„El Camino: Film Breaking Bad” – recenzja filmu

Tydzień temu na Netfliksie ukazał się najnowszy film ze świata „Breaking Bad”. „El Camino” w reżyserii Vince'a Gilligana, z Aaronem Paulem w roli głównej, podejmuje opowieść tam, gdzie zakończył ją ostatni odcinek kultowego serialu. Jak sprawdza się najnowsza produkcja spod znaku kultowej marki? Zapraszamy do lektury naszej recenzji. Zachęcamy też do zapoznania się z wideorecenzją.
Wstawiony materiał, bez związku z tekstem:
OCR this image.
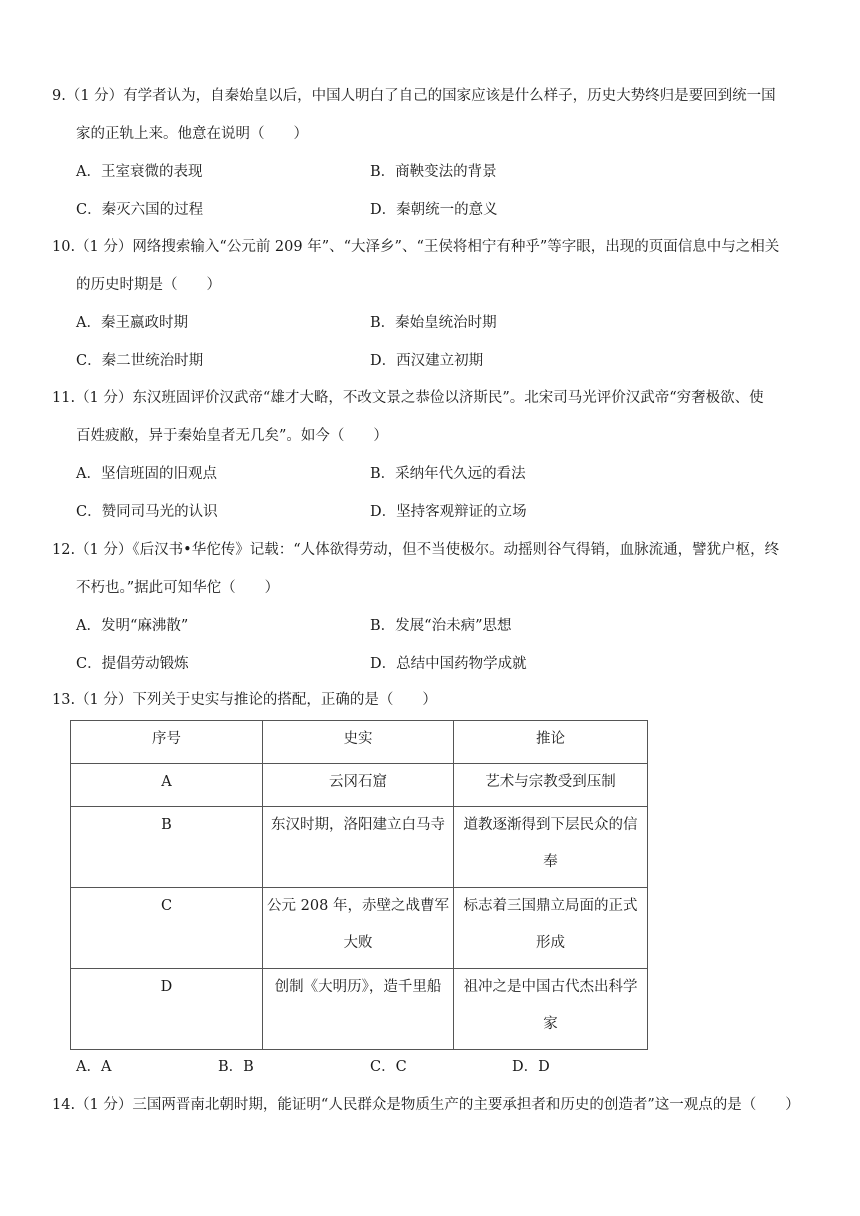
9.（1 分）有学者认为，自秦始皇以后，中国人明白了自己的国家应该是什么样子，历史大势终归是要回到统一国
家的正轨上来。他意在说明（　　）
A．王室衰微的表现	B．商鞅变法的背景
C．秦灭六国的过程	D．秦朝统一的意义
10.（1 分）网络搜索输入“公元前 209 年”、“大泽乡”、“王侯将相宁有种乎”等字眼，出现的页面信息中与之相关
的历史时期是（　　）
A．秦王嬴政时期	B．秦始皇统治时期
C．秦二世统治时期	D．西汉建立初期
11.（1 分）东汉班固评价汉武帝“雄才大略，不改文景之恭俭以济斯民”。北宋司马光评价汉武帝“穷奢极欲、使
百姓疲敝，异于秦始皇者无几矣”。如今（　　）
A．坚信班固的旧观点	B．采纳年代久远的看法
C．赞同司马光的认识	D．坚持客观辩证的立场
12.（1 分）《后汉书•华佗传》记载：“人体欲得劳动，但不当使极尔。动摇则谷气得销，血脉流通，譬犹户枢，终
不朽也。”据此可知华佗（　　）
A．发明“麻沸散”	B．发展“治未病”思想
C．提倡劳动锻炼	D．总结中国药物学成就
13.（1 分）下列关于史实与推论的搭配，正确的是（　　）
序号	史实	推论
A	云冈石窟	艺术与宗教受到压制
B	东汉时期，洛阳建立白马寺	道教逐渐得到下层民众的信奉
C	公元 208 年，赤壁之战曹军大败	标志着三国鼎立局面的正式形成
D	创制《大明历》，造千里船	祖冲之是中国古代杰出科学家
A．A	B．B	C．C	D．D
14.（1 分）三国两晋南北朝时期，能证明“人民群众是物质生产的主要承担者和历史的创造者”这一观点的是（　　）
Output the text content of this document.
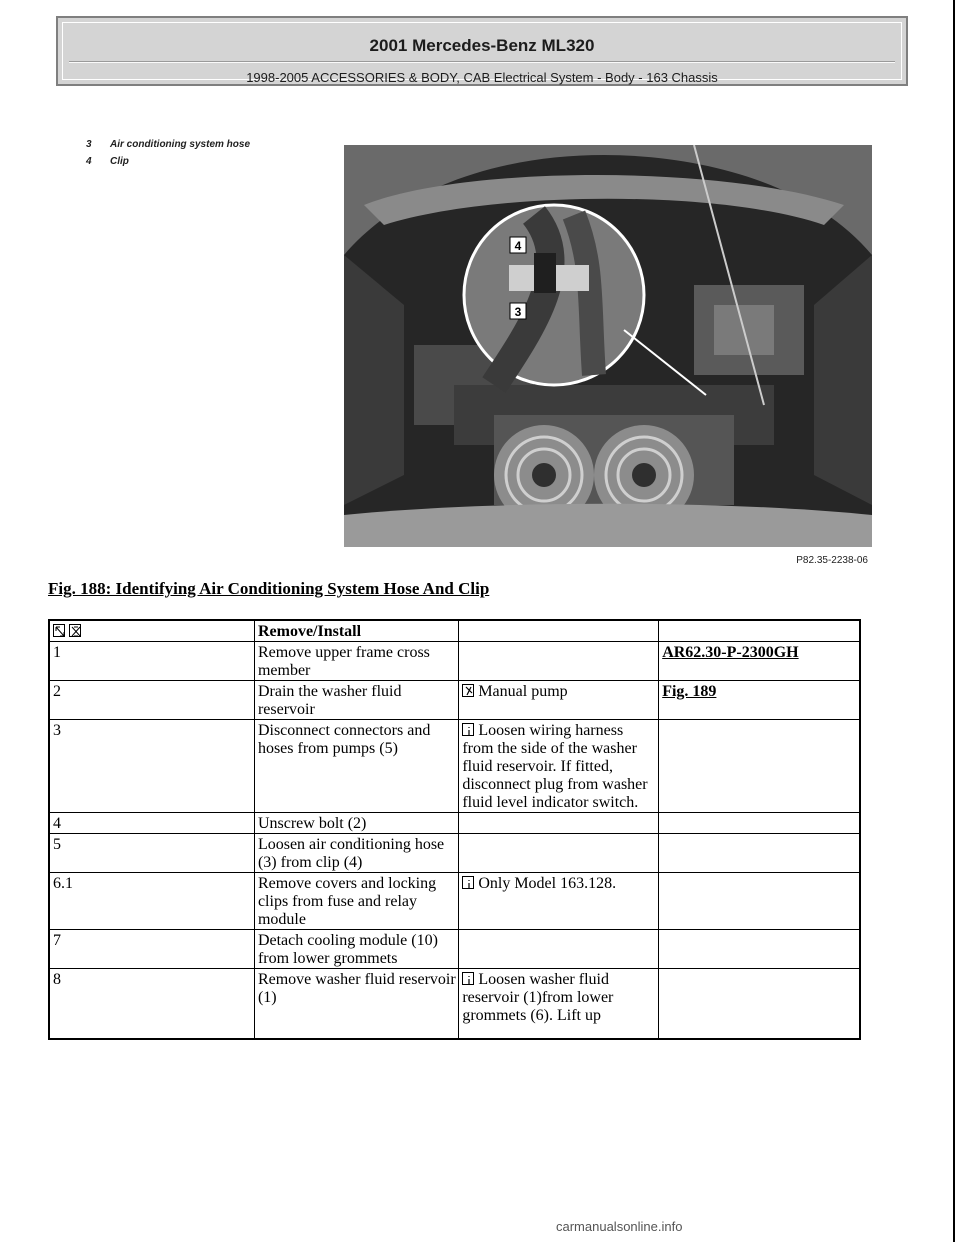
2001 Mercedes-Benz ML320
1998-2005 ACCESSORIES & BODY, CAB Electrical System - Body - 163 Chassis
3 Air conditioning system hose
4 Clip
4
3
P82.35-2238-06
Fig. 188: Identifying Air Conditioning System Hose And Clip
	Remove/Install		
1	Remove upper frame cross member		AR62.30-P-2300GH
2	Drain the washer fluid reservoir	Manual pump	Fig. 189
3	Disconnect connectors and hoses from pumps (5)	Loosen wiring harness from the side of the washer fluid reservoir. If fitted, disconnect plug from washer fluid level indicator switch.	
4	Unscrew bolt (2)		
5	Loosen air conditioning hose (3) from clip (4)		
6.1	Remove covers and locking clips from fuse and relay module	Only Model 163.128.	
7	Detach cooling module (10) from lower grommets		
8	Remove washer fluid reservoir (1)	Loosen washer fluid reservoir (1)from lower grommets (6). Lift up	
carmanualsonline.info
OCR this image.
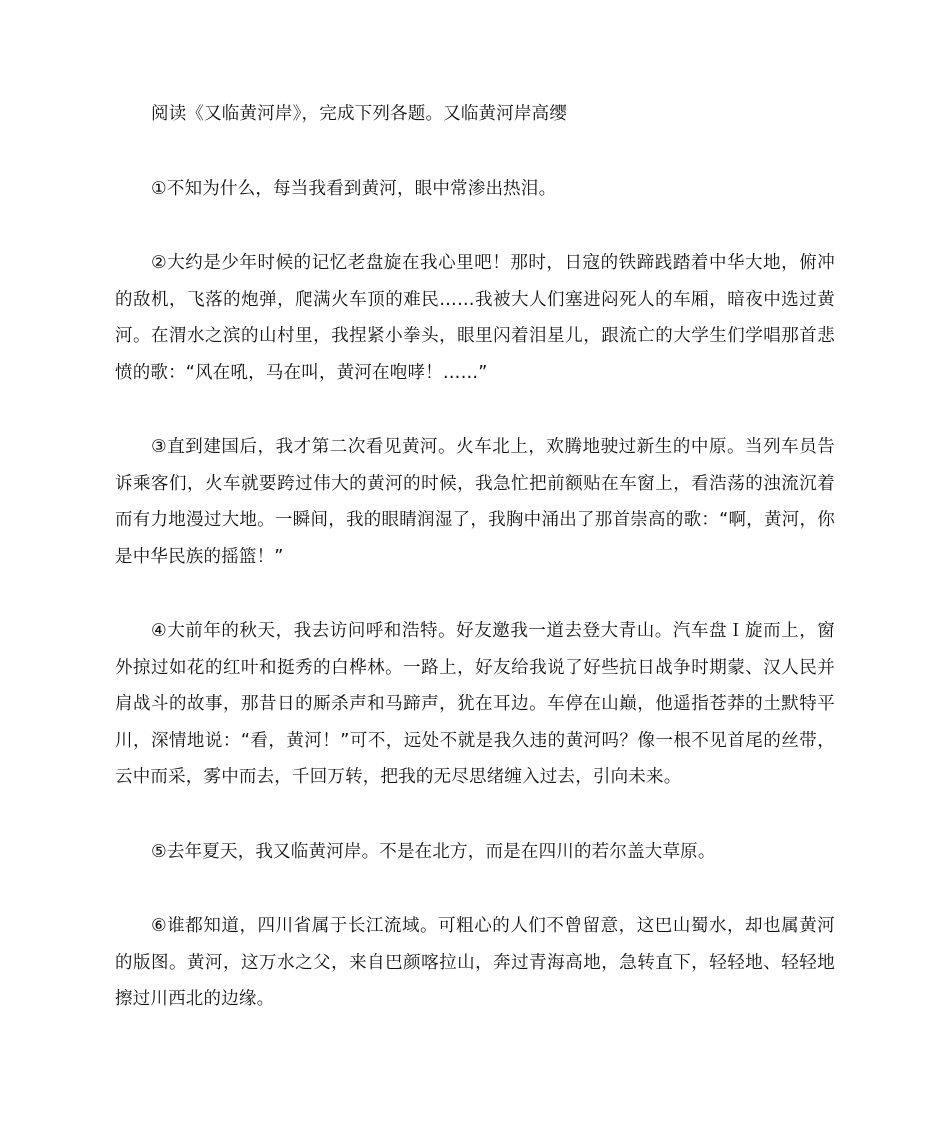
阅读《又临黄河岸》，完成下列各题。又临黄河岸高缨

①不知为什么，每当我看到黄河，眼中常渗出热泪。

②大约是少年时候的记忆老盘旋在我心里吧！那时，日寇的铁蹄践踏着中华大地，俯冲的敌机，飞落的炮弹，爬满火车顶的难民……我被大人们塞进闷死人的车厢，暗夜中选过黄河。在渭水之滨的山村里，我捏紧小拳头，眼里闪着泪星儿，跟流亡的大学生们学唱那首悲愤的歌：“风在吼，马在叫，黄河在咆哮！……”

③直到建国后，我才第二次看见黄河。火车北上，欢腾地驶过新生的中原。当列车员告诉乘客们，火车就要跨过伟大的黄河的时候，我急忙把前额贴在车窗上，看浩荡的浊流沉着而有力地漫过大地。一瞬间，我的眼睛润湿了，我胸中涌出了那首崇高的歌：“啊，黄河，你是中华民族的摇篮！”

④大前年的秋天，我去访问呼和浩特。好友邀我一道去登大青山。汽车盘Ｉ旋而上，窗外掠过如花的红叶和挺秀的白桦林。一路上，好友给我说了好些抗日战争时期蒙、汉人民并肩战斗的故事，那昔日的厮杀声和马蹄声，犹在耳边。车停在山巅，他遥指苍莽的土默特平川，深情地说：“看，黄河！”可不，远处不就是我久违的黄河吗？像一根不见首尾的丝带，云中而采，雾中而去，千回万转，把我的无尽思绪缠入过去，引向未来。

⑤去年夏天，我又临黄河岸。不是在北方，而是在四川的若尔盖大草原。

⑥谁都知道，四川省属于长江流域。可粗心的人们不曾留意，这巴山蜀水，却也属黄河的版图。黄河，这万水之父，来自巴颜喀拉山，奔过青海高地，急转直下，轻轻地、轻轻地擦过川西北的边缘。
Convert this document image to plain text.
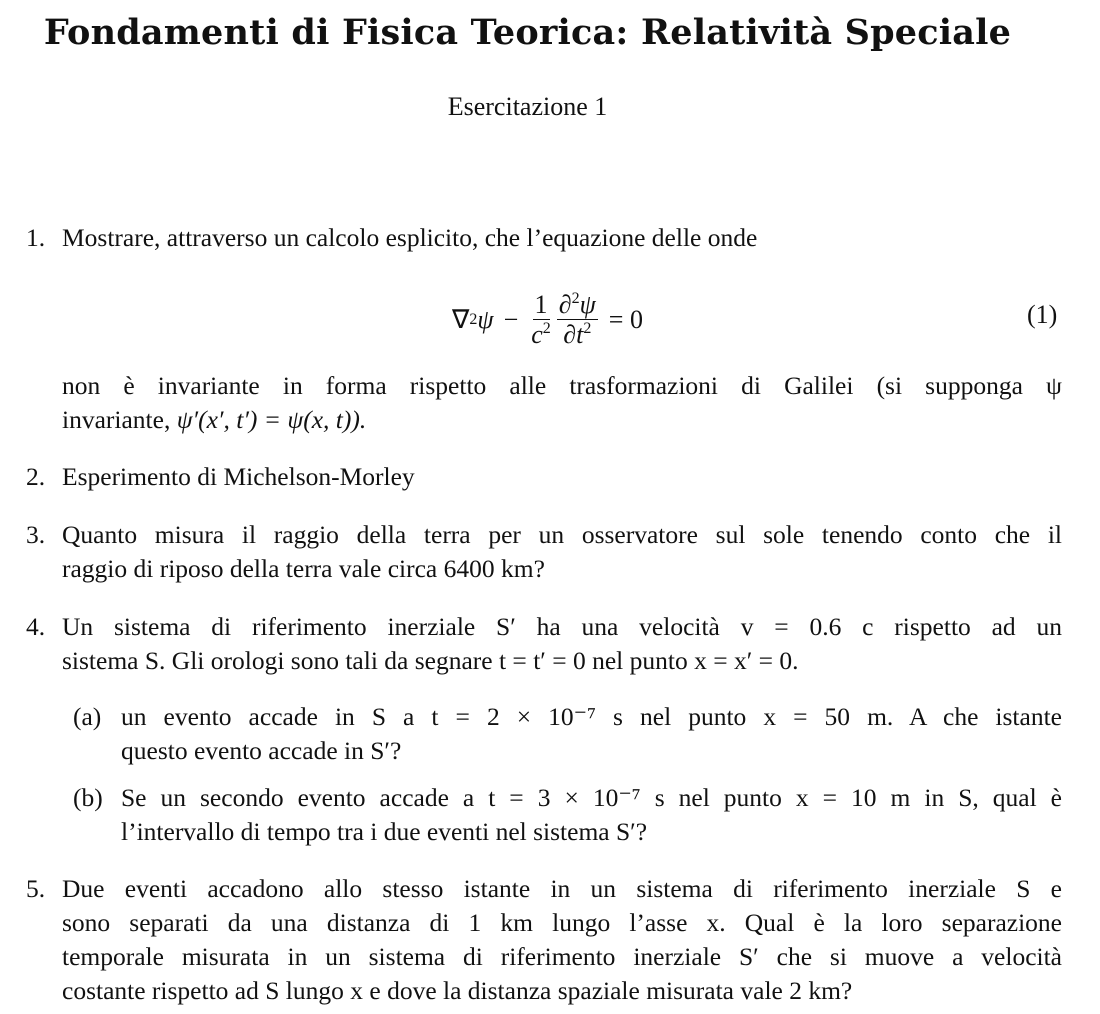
Fondamenti di Fisica Teorica: Relatività Speciale
Esercitazione 1
1. Mostrare, attraverso un calcolo esplicito, che l’equazione delle onde
∇ 2 $\psi - \frac{1}{c^2} \frac{\partial^2\psi}{\partial t^2} = 0$	(1)
non è invariante in forma rispetto alle trasformazioni di Galilei (si supponga ψ
invariante, ψ′(x′, t′) = ψ(x, t)).
2. Esperimento di Michelson-Morley
3. Quanto misura il raggio della terra per un osservatore sul sole tenendo conto che il
raggio di riposo della terra vale circa 6400 km?
4. Un sistema di riferimento inerziale S′ ha una velocità v = 0.6 c rispetto ad un
sistema S. Gli orologi sono tali da segnare t = t′ = 0 nel punto x = x′ = 0.
(a) un evento accade in S a t = 2 × 10⁻⁷ s nel punto x = 50 m. A che istante
questo evento accade in S′?
(b) Se un secondo evento accade a t = 3 × 10⁻⁷ s nel punto x = 10 m in S, qual è
l’intervallo di tempo tra i due eventi nel sistema S′?
5. Due eventi accadono allo stesso istante in un sistema di riferimento inerziale S e
sono separati da una distanza di 1 km lungo l’asse x. Qual è la loro separazione
temporale misurata in un sistema di riferimento inerziale S′ che si muove a velocità
costante rispetto ad S lungo x e dove la distanza spaziale misurata vale 2 km?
Rozpędziwszy samochód skradziony neonazistom w następstwie masakry wieńczącej wydarzenia finału serii „Breaking Bad”, Jesse Pinkman rozbija bramę i w tumanach pyłu pozostawia Heisenberga i swoją przeszłość daleko w tyle. Zmaltretowany bohater wydobywa z siebie rozpaczliwy krzyk ulgi. Jego przyszłość pozostaje jednak pod znakiem zapytania. Jego los leży w rękach optymizmu widowni. Mija sześć lat. Na tyle czasu Vince Gilligan zatrzymuje ów krzyk w próżni zamieszkałej przez bohaterów, których epilogi muszą rozegrać się w przestrzeni poza kadrem. Sam reżyser i scenarzysta podchodzi do tematu z rezerwą, choć udręczony uczeń Waltera White'a ewidentnie nie daje mu spokoju. W wywiadach tłumaczy, że Pinkman nie zdołał uciec, twierdzi też, że policja najpewniej dorwała go kilka dni później.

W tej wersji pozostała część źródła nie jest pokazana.